Perjalanan panjang pemuda fakir mencari hakikat ketuhanan antara sadar dan terjaga. Dunia masih jua gulita. Secangkir iman masih belum ditemui, hati kosong tidak terisi. Ketika senja merangkak tiba, perjalanan pemuda fakir masih di situ, masih lemah dan kaku, tidak menentu, tiada arah dituju..
Bangunlah wahai jiwa, yang telah lama mati, perjalanan panjang masih menanti, carilah kiblatmu, carilah Tuhanmu, carilah imanmu, sebelum jasad bercerai dari badan, sebelum jasad terkubur lebur, di sini kita tak punya apa, iman dan amal penentu syurga, carilah ia walau di mana. Pemuda fakir masih terkaku. Di situ...
“Aku cari Tuhan di Mekah, aku tidak menemukan....
Aku cari Tuhan di Jerusalem, aku tidak menemukan....
Aku cari Tuhan di berbagai tempat suci, aku tidak menemukan....
Ketika aku duduk di rumah, aku menemukan Dia...”
-- Hamzah Fansuri
Sungguh proses pencarian Tuhan, yang di alami oleh Nabi Ibrahim pasti akan kita alami juga, sebagai umat Muhammad.

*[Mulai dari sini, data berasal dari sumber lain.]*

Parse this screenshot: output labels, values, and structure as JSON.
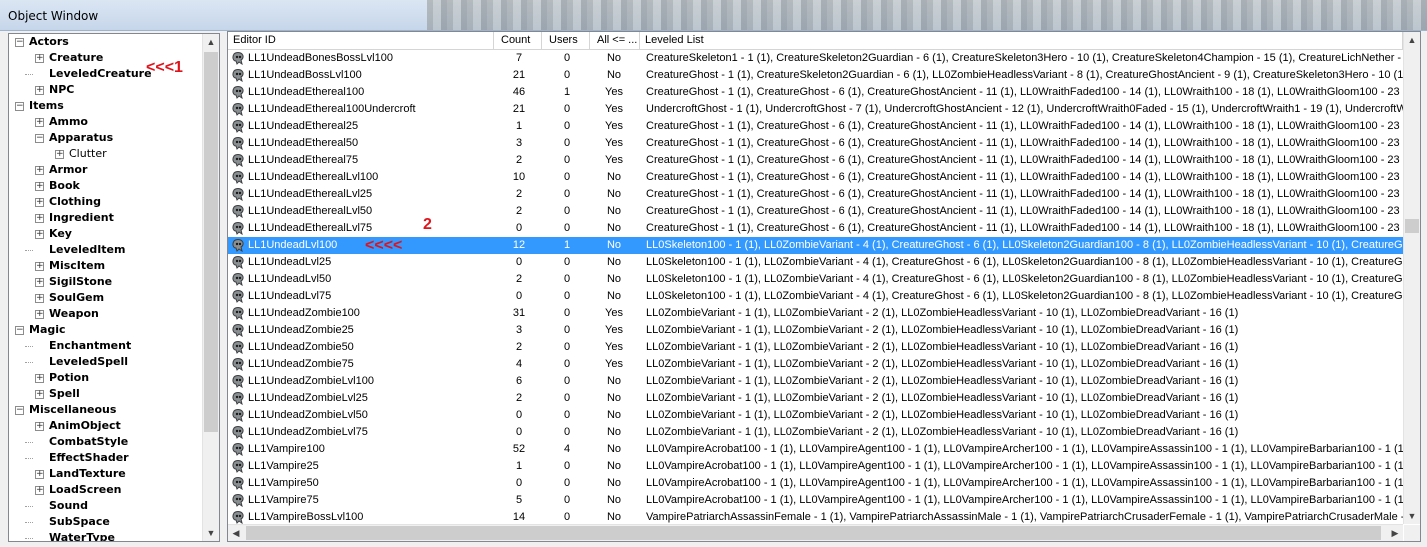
{
  "window": {
    "title": "Object Window"
  },
  "tree": {
    "items": [
      {
        "label": "Actors",
        "level": 0,
        "bold": true,
        "expander": "minus"
      },
      {
        "label": "Creature",
        "level": 1,
        "bold": true,
        "expander": "plus"
      },
      {
        "label": "LeveledCreature",
        "level": 1,
        "bold": true,
        "expander": null
      },
      {
        "label": "NPC",
        "level": 1,
        "bold": true,
        "expander": "plus"
      },
      {
        "label": "Items",
        "level": 0,
        "bold": true,
        "expander": "minus"
      },
      {
        "label": "Ammo",
        "level": 1,
        "bold": true,
        "expander": "plus"
      },
      {
        "label": "Apparatus",
        "level": 1,
        "bold": true,
        "expander": "minus"
      },
      {
        "label": "Clutter",
        "level": 2,
        "bold": false,
        "expander": "plus"
      },
      {
        "label": "Armor",
        "level": 1,
        "bold": true,
        "expander": "plus"
      },
      {
        "label": "Book",
        "level": 1,
        "bold": true,
        "expander": "plus"
      },
      {
        "label": "Clothing",
        "level": 1,
        "bold": true,
        "expander": "plus"
      },
      {
        "label": "Ingredient",
        "level": 1,
        "bold": true,
        "expander": "plus"
      },
      {
        "label": "Key",
        "level": 1,
        "bold": true,
        "expander": "plus"
      },
      {
        "label": "LeveledItem",
        "level": 1,
        "bold": true,
        "expander": null
      },
      {
        "label": "MiscItem",
        "level": 1,
        "bold": true,
        "expander": "plus"
      },
      {
        "label": "SigilStone",
        "level": 1,
        "bold": true,
        "expander": "plus"
      },
      {
        "label": "SoulGem",
        "level": 1,
        "bold": true,
        "expander": "plus"
      },
      {
        "label": "Weapon",
        "level": 1,
        "bold": true,
        "expander": "plus"
      },
      {
        "label": "Magic",
        "level": 0,
        "bold": true,
        "expander": "minus"
      },
      {
        "label": "Enchantment",
        "level": 1,
        "bold": true,
        "expander": null
      },
      {
        "label": "LeveledSpell",
        "level": 1,
        "bold": true,
        "expander": null
      },
      {
        "label": "Potion",
        "level": 1,
        "bold": true,
        "expander": "plus"
      },
      {
        "label": "Spell",
        "level": 1,
        "bold": true,
        "expander": "plus"
      },
      {
        "label": "Miscellaneous",
        "level": 0,
        "bold": true,
        "expander": "minus"
      },
      {
        "label": "AnimObject",
        "level": 1,
        "bold": true,
        "expander": "plus"
      },
      {
        "label": "CombatStyle",
        "level": 1,
        "bold": true,
        "expander": null
      },
      {
        "label": "EffectShader",
        "level": 1,
        "bold": true,
        "expander": null
      },
      {
        "label": "LandTexture",
        "level": 1,
        "bold": true,
        "expander": "plus"
      },
      {
        "label": "LoadScreen",
        "level": 1,
        "bold": true,
        "expander": "plus"
      },
      {
        "label": "Sound",
        "level": 1,
        "bold": true,
        "expander": null
      },
      {
        "label": "SubSpace",
        "level": 1,
        "bold": true,
        "expander": null
      },
      {
        "label": "WaterType",
        "level": 1,
        "bold": true,
        "expander": null
      }
    ]
  },
  "annotations": {
    "a1": "<<<1",
    "a2_num": "2",
    "a2_arrow": "<<<<"
  },
  "table": {
    "columns": [
      "Editor ID",
      "Count",
      "Users",
      "All <= ...",
      "Leveled List"
    ],
    "selected_index": 11,
    "rows": [
      [
        "LL1UndeadBonesBossLvl100",
        "7",
        "0",
        "No",
        "CreatureSkeleton1 - 1 (1), CreatureSkeleton2Guardian - 6 (1), CreatureSkeleton3Hero - 10 (1), CreatureSkeleton4Champion - 15 (1), CreatureLichNether - 17 (1), Cre"
      ],
      [
        "LL1UndeadBossLvl100",
        "21",
        "0",
        "No",
        "CreatureGhost - 1 (1), CreatureSkeleton2Guardian - 6 (1), LL0ZombieHeadlessVariant - 8 (1), CreatureGhostAncient - 9 (1), CreatureSkeleton3Hero - 10 (1), LL0Wr"
      ],
      [
        "LL1UndeadEthereal100",
        "46",
        "1",
        "Yes",
        "CreatureGhost - 1 (1), CreatureGhost - 6 (1), CreatureGhostAncient - 11 (1), LL0WraithFaded100 - 14 (1), LL0Wraith100 - 18 (1), LL0WraithGloom100 - 23 (1)"
      ],
      [
        "LL1UndeadEthereal100Undercroft",
        "21",
        "0",
        "Yes",
        "UndercroftGhost - 1 (1), UndercroftGhost - 7 (1), UndercroftGhostAncient - 12 (1), UndercroftWraith0Faded - 15 (1), UndercroftWraith1 - 19 (1), UndercroftWraith2 -"
      ],
      [
        "LL1UndeadEthereal25",
        "1",
        "0",
        "Yes",
        "CreatureGhost - 1 (1), CreatureGhost - 6 (1), CreatureGhostAncient - 11 (1), LL0WraithFaded100 - 14 (1), LL0Wraith100 - 18 (1), LL0WraithGloom100 - 23 (1)"
      ],
      [
        "LL1UndeadEthereal50",
        "3",
        "0",
        "Yes",
        "CreatureGhost - 1 (1), CreatureGhost - 6 (1), CreatureGhostAncient - 11 (1), LL0WraithFaded100 - 14 (1), LL0Wraith100 - 18 (1), LL0WraithGloom100 - 23 (1)"
      ],
      [
        "LL1UndeadEthereal75",
        "2",
        "0",
        "Yes",
        "CreatureGhost - 1 (1), CreatureGhost - 6 (1), CreatureGhostAncient - 11 (1), LL0WraithFaded100 - 14 (1), LL0Wraith100 - 18 (1), LL0WraithGloom100 - 23 (1)"
      ],
      [
        "LL1UndeadEtherealLvl100",
        "10",
        "0",
        "No",
        "CreatureGhost - 1 (1), CreatureGhost - 6 (1), CreatureGhostAncient - 11 (1), LL0WraithFaded100 - 14 (1), LL0Wraith100 - 18 (1), LL0WraithGloom100 - 23 (1)"
      ],
      [
        "LL1UndeadEtherealLvl25",
        "2",
        "0",
        "No",
        "CreatureGhost - 1 (1), CreatureGhost - 6 (1), CreatureGhostAncient - 11 (1), LL0WraithFaded100 - 14 (1), LL0Wraith100 - 18 (1), LL0WraithGloom100 - 23 (1)"
      ],
      [
        "LL1UndeadEtherealLvl50",
        "2",
        "0",
        "No",
        "CreatureGhost - 1 (1), CreatureGhost - 6 (1), CreatureGhostAncient - 11 (1), LL0WraithFaded100 - 14 (1), LL0Wraith100 - 18 (1), LL0WraithGloom100 - 23 (1)"
      ],
      [
        "LL1UndeadEtherealLvl75",
        "0",
        "0",
        "No",
        "CreatureGhost - 1 (1), CreatureGhost - 6 (1), CreatureGhostAncient - 11 (1), LL0WraithFaded100 - 14 (1), LL0Wraith100 - 18 (1), LL0WraithGloom100 - 23 (1)"
      ],
      [
        "LL1UndeadLvl100",
        "12",
        "1",
        "No",
        "LL0Skeleton100 - 1 (1), LL0ZombieVariant - 4 (1), CreatureGhost - 6 (1), LL0Skeleton2Guardian100 - 8 (1), LL0ZombieHeadlessVariant - 10 (1), CreatureGhostAnc"
      ],
      [
        "LL1UndeadLvl25",
        "0",
        "0",
        "No",
        "LL0Skeleton100 - 1 (1), LL0ZombieVariant - 4 (1), CreatureGhost - 6 (1), LL0Skeleton2Guardian100 - 8 (1), LL0ZombieHeadlessVariant - 10 (1), CreatureGhostAnc"
      ],
      [
        "LL1UndeadLvl50",
        "2",
        "0",
        "No",
        "LL0Skeleton100 - 1 (1), LL0ZombieVariant - 4 (1), CreatureGhost - 6 (1), LL0Skeleton2Guardian100 - 8 (1), LL0ZombieHeadlessVariant - 10 (1), CreatureGhostAnc"
      ],
      [
        "LL1UndeadLvl75",
        "0",
        "0",
        "No",
        "LL0Skeleton100 - 1 (1), LL0ZombieVariant - 4 (1), CreatureGhost - 6 (1), LL0Skeleton2Guardian100 - 8 (1), LL0ZombieHeadlessVariant - 10 (1), CreatureGhostAnc"
      ],
      [
        "LL1UndeadZombie100",
        "31",
        "0",
        "Yes",
        "LL0ZombieVariant - 1 (1), LL0ZombieVariant - 2 (1), LL0ZombieHeadlessVariant - 10 (1), LL0ZombieDreadVariant - 16 (1)"
      ],
      [
        "LL1UndeadZombie25",
        "3",
        "0",
        "Yes",
        "LL0ZombieVariant - 1 (1), LL0ZombieVariant - 2 (1), LL0ZombieHeadlessVariant - 10 (1), LL0ZombieDreadVariant - 16 (1)"
      ],
      [
        "LL1UndeadZombie50",
        "2",
        "0",
        "Yes",
        "LL0ZombieVariant - 1 (1), LL0ZombieVariant - 2 (1), LL0ZombieHeadlessVariant - 10 (1), LL0ZombieDreadVariant - 16 (1)"
      ],
      [
        "LL1UndeadZombie75",
        "4",
        "0",
        "Yes",
        "LL0ZombieVariant - 1 (1), LL0ZombieVariant - 2 (1), LL0ZombieHeadlessVariant - 10 (1), LL0ZombieDreadVariant - 16 (1)"
      ],
      [
        "LL1UndeadZombieLvl100",
        "6",
        "0",
        "No",
        "LL0ZombieVariant - 1 (1), LL0ZombieVariant - 2 (1), LL0ZombieHeadlessVariant - 10 (1), LL0ZombieDreadVariant - 16 (1)"
      ],
      [
        "LL1UndeadZombieLvl25",
        "2",
        "0",
        "No",
        "LL0ZombieVariant - 1 (1), LL0ZombieVariant - 2 (1), LL0ZombieHeadlessVariant - 10 (1), LL0ZombieDreadVariant - 16 (1)"
      ],
      [
        "LL1UndeadZombieLvl50",
        "0",
        "0",
        "No",
        "LL0ZombieVariant - 1 (1), LL0ZombieVariant - 2 (1), LL0ZombieHeadlessVariant - 10 (1), LL0ZombieDreadVariant - 16 (1)"
      ],
      [
        "LL1UndeadZombieLvl75",
        "0",
        "0",
        "No",
        "LL0ZombieVariant - 1 (1), LL0ZombieVariant - 2 (1), LL0ZombieHeadlessVariant - 10 (1), LL0ZombieDreadVariant - 16 (1)"
      ],
      [
        "LL1Vampire100",
        "52",
        "4",
        "No",
        "LL0VampireAcrobat100 - 1 (1), LL0VampireAgent100 - 1 (1), LL0VampireArcher100 - 1 (1), LL0VampireAssassin100 - 1 (1), LL0VampireBarbarian100 - 1 (1), LL0Vampi"
      ],
      [
        "LL1Vampire25",
        "1",
        "0",
        "No",
        "LL0VampireAcrobat100 - 1 (1), LL0VampireAgent100 - 1 (1), LL0VampireArcher100 - 1 (1), LL0VampireAssassin100 - 1 (1), LL0VampireBarbarian100 - 1 (1), LL0Vampi"
      ],
      [
        "LL1Vampire50",
        "0",
        "0",
        "No",
        "LL0VampireAcrobat100 - 1 (1), LL0VampireAgent100 - 1 (1), LL0VampireArcher100 - 1 (1), LL0VampireAssassin100 - 1 (1), LL0VampireBarbarian100 - 1 (1), LL0Vampi"
      ],
      [
        "LL1Vampire75",
        "5",
        "0",
        "No",
        "LL0VampireAcrobat100 - 1 (1), LL0VampireAgent100 - 1 (1), LL0VampireArcher100 - 1 (1), LL0VampireAssassin100 - 1 (1), LL0VampireBarbarian100 - 1 (1), LL0Vampi"
      ],
      [
        "LL1VampireBossLvl100",
        "14",
        "0",
        "No",
        "VampirePatriarchAssassinFemale - 1 (1), VampirePatriarchAssassinMale - 1 (1), VampirePatriarchCrusaderFemale - 1 (1), VampirePatriarchCrusaderMale - 1 (1), Vam"
      ]
    ]
  },
  "colors": {
    "selection": "#3399ff",
    "annotation": "#e0131b"
  },
  "icons": {
    "row": "leveled-creature-icon",
    "expand": "plus-box-icon",
    "collapse": "minus-box-icon"
  }
}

Mari kita perhatikan perjuangan beliau dalam mencari Tuhan, dalam surat Al-An'am ayat 76 sampai 79. Alloh ta'ala berfirman;
76. Ketika malam telah gelap, dia melihat sebuah bintang (lalu) dia berkata: "Inilah Tuhanku", tetapi tatkala bintang itu tenggelam dia berkata: "Saya tidak suka kepada yang tenggelam."
77. Kemudian tatkala dia melihat bulan terbit dia berkata: "Inilah Tuhanku". Tetapi setelah bulan itu terbenam, dia berkata: "Sesungguhnya jika Tuhanku tidak memberi petunjuk kepadaku, pastilah aku termasuk orang yang sesat."

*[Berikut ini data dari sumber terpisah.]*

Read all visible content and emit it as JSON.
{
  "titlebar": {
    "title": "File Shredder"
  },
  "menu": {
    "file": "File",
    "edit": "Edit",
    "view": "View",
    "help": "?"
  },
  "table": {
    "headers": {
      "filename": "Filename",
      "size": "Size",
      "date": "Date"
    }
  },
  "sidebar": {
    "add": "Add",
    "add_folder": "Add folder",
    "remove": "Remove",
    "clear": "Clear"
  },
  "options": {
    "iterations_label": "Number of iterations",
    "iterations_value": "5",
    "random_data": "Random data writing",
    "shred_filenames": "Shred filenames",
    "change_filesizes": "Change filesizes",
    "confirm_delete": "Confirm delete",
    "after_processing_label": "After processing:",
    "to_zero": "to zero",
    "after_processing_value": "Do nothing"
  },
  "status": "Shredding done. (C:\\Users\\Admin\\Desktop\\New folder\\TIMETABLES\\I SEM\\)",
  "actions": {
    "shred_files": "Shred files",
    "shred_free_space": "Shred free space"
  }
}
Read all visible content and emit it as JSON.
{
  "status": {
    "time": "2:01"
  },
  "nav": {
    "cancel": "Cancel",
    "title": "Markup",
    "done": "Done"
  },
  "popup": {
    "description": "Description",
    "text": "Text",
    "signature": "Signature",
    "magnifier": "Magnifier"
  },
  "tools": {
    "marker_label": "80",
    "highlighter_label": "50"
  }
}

78. Kemudian tatkala ia melihat matahari terbit, dia berkata: "Inilah Tuhanku, ini yang lebih besar". Maka tatkala matahari itu terbenam, dia berkata: "Hai kaumku, sesungguhnya aku berlepas diri dari apa yang kamu persekutukan.
79. Aku hadapkan wajah-ku kepada Alloh yang menciptakan langit dan bumi dengan penuh kepasrahan, mengikuti agama yang benar, dan bukanlah aku termasuk orang-orang yang musyik.

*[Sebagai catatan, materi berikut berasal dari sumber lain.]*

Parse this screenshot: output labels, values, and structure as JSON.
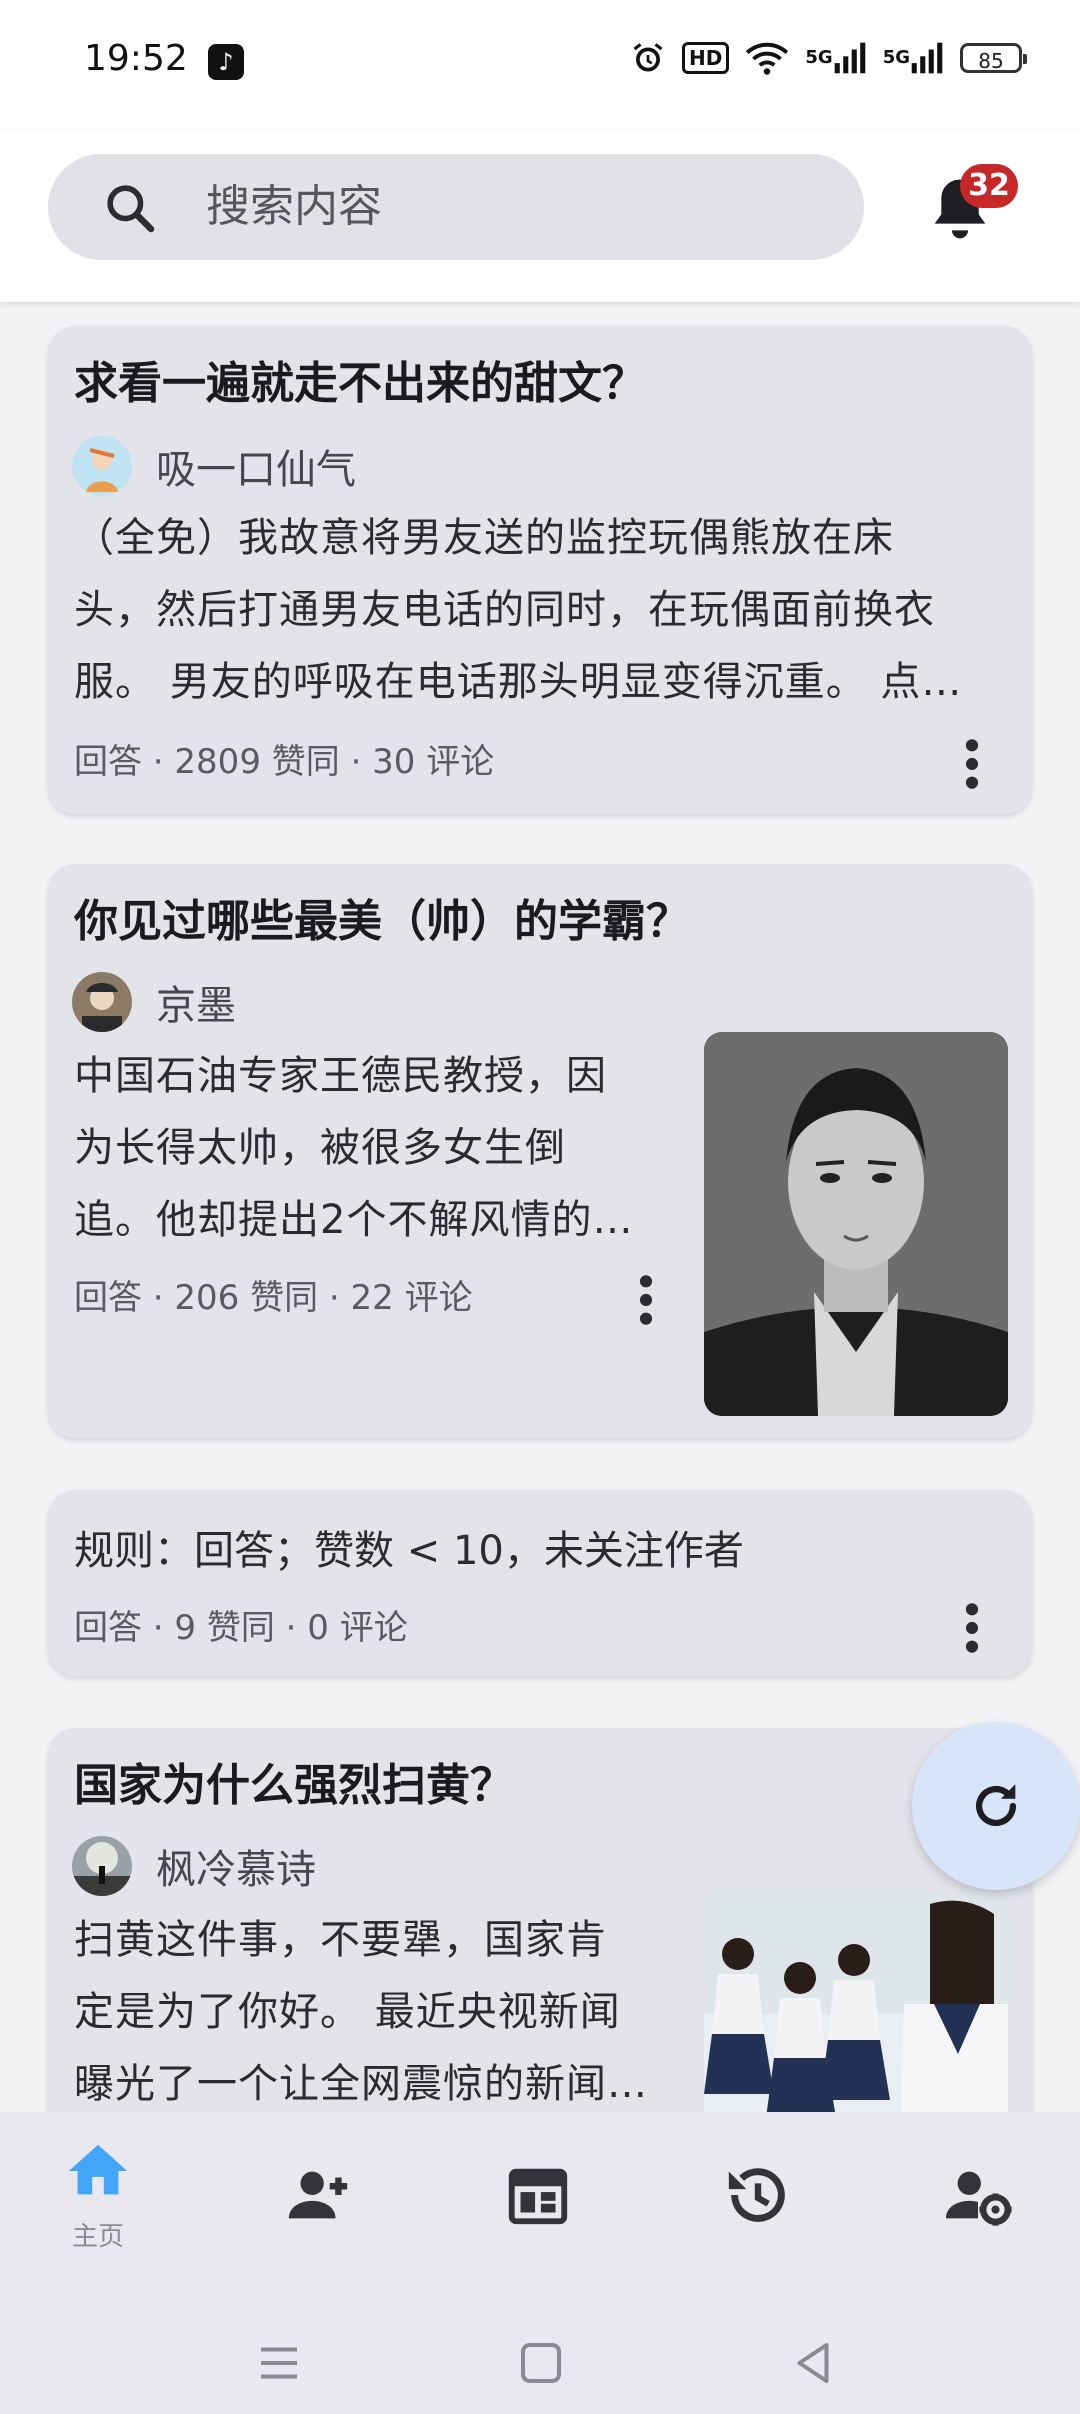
{
  "status_bar": {
    "time": "19:52",
    "app_icon": "tiktok-icon",
    "icons": [
      "alarm-icon",
      "hd-icon",
      "wifi-icon",
      "signal-5g-icon",
      "signal-5g-icon"
    ],
    "hd_label": "HD",
    "net1": "5G",
    "net2": "5G",
    "battery": "85"
  },
  "header": {
    "search_placeholder": "搜索内容",
    "notification_count": "32"
  },
  "feed": [
    {
      "title": "求看一遍就走不出来的甜文？",
      "author": "吸一口仙气",
      "excerpt": [
        "（全免）我故意将男友送的监控玩偶熊放在床",
        "头，然后打通男友电话的同时，在玩偶面前换衣",
        "服。 男友的呼吸在电话那头明显变得沉重。 点…"
      ],
      "meta": "回答 · 2809 赞同 · 30 评论"
    },
    {
      "title": "你见过哪些最美（帅）的学霸？",
      "author": "京墨",
      "excerpt": [
        "中国石油专家王德民教授，因",
        "为长得太帅，被很多女生倒",
        "追。他却提出2个不解风情的…"
      ],
      "meta": "回答 · 206 赞同 · 22 评论"
    },
    {
      "rule_text": "规则：回答；赞数 < 10，未关注作者",
      "meta": "回答 · 9 赞同 · 0 评论"
    },
    {
      "title": "国家为什么强烈扫黄？",
      "author": "枫冷慕诗",
      "excerpt": [
        "扫黄这件事，不要犟，国家肯",
        "定是为了你好。 最近央视新闻",
        "曝光了一个让全网震惊的新闻…"
      ]
    }
  ],
  "bottom_nav": {
    "items": [
      {
        "icon": "home-icon",
        "label": "主页",
        "active": true
      },
      {
        "icon": "add-user-icon"
      },
      {
        "icon": "calendar-icon"
      },
      {
        "icon": "history-icon"
      },
      {
        "icon": "user-settings-icon"
      }
    ],
    "active_color": "#42a5f5"
  },
  "colors": {
    "card_bg": "#e3e3ea",
    "badge": "#c62828",
    "fab_bg": "#d8e4f8"
  }
}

Ibrahim mencari Tuhan dengan pendekatan yang jujur dan rasional, sehingga datang gelap malam tak ada satu pun manusia yang berkutik, tidak ada yang memiliki kekuasaan lagi, semua kehidupan terhenti ketika datang gelap malam. Kesimpulannya manusia dan alam semesta ini ditaklukkan oleh gelap malam dan pada saat gelap itu nabi Ibrahim melihat sebuah bintang dan dia berkata inilah Tuhanku, tetapi bintang yang dipertuhankan itu lama kelamaan sirna. Dan Ibrahim melihat alternatif lain, ada bulan, inilah Tuhanku tapi bulan juga sirna.
Apa yang terjadi pada nabi Ibrahim? Ternyata dia gagal mencari Tuhannya. Dia gagal mencapai Tuhannya, dia tidak bisa meraih Tuhannya dengan indranya dengan matanya, telinganya, tangannya bahkan dengan fikirannya pun dia mencoba membayangkan macam apa wujud Tuhan, Ibrahim gagal.
Dan Nabi Ibrahim as, tetap dalam kepasrahan dan menyadari lalu tidak ada petunjuk dari Alloh, maka ia pun tidak bisa bertemu Tuhan. Ibrahim memang gagal mencapai Tuhannya dengan kemampuan yang ada pada dirinya. Tetapi untuk mengatakan bahwa Tuhan itu tak ada, justru pengalaman Ibrahim selama ini mengarahkan pada kesimpulan, mesti ada sesuatu yang mengendalikan alam ini, Tuhan itu mesti ada!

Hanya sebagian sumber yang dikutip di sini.